Camilo José Cela Trulock
Romancier espagnol (Padrón, La Corogne, 1916).
Celui qui s'est battu dans les rangs nationalistes pendant la guerre civile est un
provocateur dans ses écrits, à contre-courant de l'idéologie dominante: les rêves
d'une nouvelle grandeur espagnole s'accommodent mal de sa description réaliste de
la misère, dans une langue affranchie de toutes les censures.
Parfois controversé, en partie à cause de liens non tranchés avec le pouvoir
franquiste, ce touche-à-tout littéraire a su enrichir sa prose de trouvailles verbales
puisées dans la langue dite vulgaire.

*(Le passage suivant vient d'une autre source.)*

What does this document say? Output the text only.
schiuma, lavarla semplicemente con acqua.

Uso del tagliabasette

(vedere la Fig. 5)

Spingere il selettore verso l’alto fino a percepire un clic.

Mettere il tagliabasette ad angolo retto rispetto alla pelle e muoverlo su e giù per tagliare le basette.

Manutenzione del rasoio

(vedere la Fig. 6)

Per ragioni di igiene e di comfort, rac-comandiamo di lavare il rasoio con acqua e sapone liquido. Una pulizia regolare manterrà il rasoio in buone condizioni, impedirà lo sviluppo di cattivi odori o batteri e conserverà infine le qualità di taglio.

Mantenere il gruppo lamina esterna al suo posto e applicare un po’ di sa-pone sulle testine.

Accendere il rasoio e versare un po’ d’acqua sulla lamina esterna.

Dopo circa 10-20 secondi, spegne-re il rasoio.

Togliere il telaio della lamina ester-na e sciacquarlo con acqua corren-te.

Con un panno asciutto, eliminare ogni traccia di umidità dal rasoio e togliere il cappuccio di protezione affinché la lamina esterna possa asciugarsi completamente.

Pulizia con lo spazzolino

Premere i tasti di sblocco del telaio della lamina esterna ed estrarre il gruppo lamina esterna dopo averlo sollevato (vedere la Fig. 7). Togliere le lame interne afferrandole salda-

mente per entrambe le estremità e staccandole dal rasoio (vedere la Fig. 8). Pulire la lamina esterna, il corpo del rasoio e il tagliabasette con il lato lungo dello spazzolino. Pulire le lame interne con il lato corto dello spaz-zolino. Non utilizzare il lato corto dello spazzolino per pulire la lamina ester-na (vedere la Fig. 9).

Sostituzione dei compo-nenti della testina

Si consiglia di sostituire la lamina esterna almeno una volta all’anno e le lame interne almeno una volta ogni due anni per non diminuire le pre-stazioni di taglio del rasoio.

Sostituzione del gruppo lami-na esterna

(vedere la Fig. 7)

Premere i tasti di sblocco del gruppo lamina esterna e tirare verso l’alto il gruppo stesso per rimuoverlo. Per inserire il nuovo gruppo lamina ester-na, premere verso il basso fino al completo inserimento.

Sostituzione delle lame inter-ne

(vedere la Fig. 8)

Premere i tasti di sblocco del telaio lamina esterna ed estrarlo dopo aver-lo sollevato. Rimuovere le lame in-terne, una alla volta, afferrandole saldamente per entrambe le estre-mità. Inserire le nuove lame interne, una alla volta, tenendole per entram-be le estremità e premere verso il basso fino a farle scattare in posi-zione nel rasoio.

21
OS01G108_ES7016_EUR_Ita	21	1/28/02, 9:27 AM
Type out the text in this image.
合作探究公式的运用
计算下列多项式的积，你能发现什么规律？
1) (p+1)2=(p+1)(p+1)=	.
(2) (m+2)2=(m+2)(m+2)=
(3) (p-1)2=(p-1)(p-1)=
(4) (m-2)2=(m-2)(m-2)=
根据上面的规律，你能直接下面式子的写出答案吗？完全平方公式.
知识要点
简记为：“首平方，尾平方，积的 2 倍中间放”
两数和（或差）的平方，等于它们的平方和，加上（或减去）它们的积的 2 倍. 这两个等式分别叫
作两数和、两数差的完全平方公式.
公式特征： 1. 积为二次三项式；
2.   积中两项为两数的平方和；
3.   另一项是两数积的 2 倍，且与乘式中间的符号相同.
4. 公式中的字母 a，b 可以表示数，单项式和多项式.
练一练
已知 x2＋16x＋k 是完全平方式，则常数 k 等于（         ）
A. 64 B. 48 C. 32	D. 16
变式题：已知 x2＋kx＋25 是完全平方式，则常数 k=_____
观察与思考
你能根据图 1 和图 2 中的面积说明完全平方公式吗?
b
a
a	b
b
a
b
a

En lui décernant le prix Nobel, en 1989,
l'Académie suédoise a voulu honorer la figure la plus éminente de la rénovation
littéraire dans l'Espagne de l'après-guerre.
Fier de ne pas être un pur-sang
La famille paternelle de Camilo José Cela est galicienne. Sa mère, Camila
Emmanuella Trulock y Bertorini un nom d'héroïne de Byron, dira-t-il , est
d'origine anglaise et italienne: la petite-fille d'un Bertorini de Pise ayant fui l'Italie
pour des raisons politiques épousera John Trulock, lequel viendra en Galice pour
diriger une pittoresque ligne de chemin de fer; de ce mariage naîtra Camila
Emmanuella. «Je suis de ces trois sangs anglais-italien-espagnol, se sentir lié à de
nombreuses géographies ne me semble pas, du moins pour un écrivain, présenter un
inconvénient», pourra déclarer Cela.
La famille s'installe à Madrid lorsque Camilo a neuf ans. Bachelier, il y commencera
des études de médecine, abandonnées dès la première année. Quand, en 1936, éclate
la guerre civile, il a vingt ans. Il reste encore quatorze mois à Madrid, pour un temps
capitale de la République, puis passe en zone nationaliste, il se bat avec les
troupes de Franco. Il reviendra à Madrid après la guerre et y commencera des études
de droit, qu'il abandonnera elles aussi.
Les années décisives
En 1942, la guerre civile est finie depuis trois ans et les plus grands écrivains sont
morts, en exil ou silencieux. L'idéologie qui a triomphé a imposé au pays ses
normes, sa morale bien-pensante: les déviations de tout ordre sont effacées, châtiées,
étouffées.
La Famille de Pascual Duarte
C'est dans ce contexte que Cela publie la Famille de Pascual Duarte, livre
dérangeant le monde rural qu'il y dépeint est livré à la misère et à l'absence de loi
mais épargné par la censure, qui préfère sans doute voir une fatalité les
structures archaïques de la société espagnole pourraient être tenues pour
responsables de la violence, du crime gratuit. Dans sa cellule de condamné à mort, le
héros du roman, Duarte, raconte sa vie, parsemée d'assassinats: celui de sa chienne,
celui de la jument qui a provoqué l'avortement de sa femme, et pour finir celui de sa
mère. Dès sa publication, ce tourbillon de sang s'impose comme une œuvre
novatrice et emblématique de l'après-guerre: la confession d'un être, certes fruste,
dont la conscience malheureuse est prisonnière de la fatalité, ne peut qu'émouvoir
dans un pays où presque tout le monde se débat pour survivre. Cette première œuvre
annonce le renouveau du roman espagnol: écrivant à partir de la réalité
contemporaine, Cela ouvre la voie à ce qui pourra être le roman social, me si, en
dépit des apparences, il ne dénonce rien, figeant ses personnages dans un monde
absurde, hors de l'histoire.
L'après-guerre
Au sortir de la guerre, Cela contracte la tuberculose; le sanatorium sera la matière de
Pavillon de repos, publié en 1943. A-t-il lu la Montagne magique de Thomas Mann?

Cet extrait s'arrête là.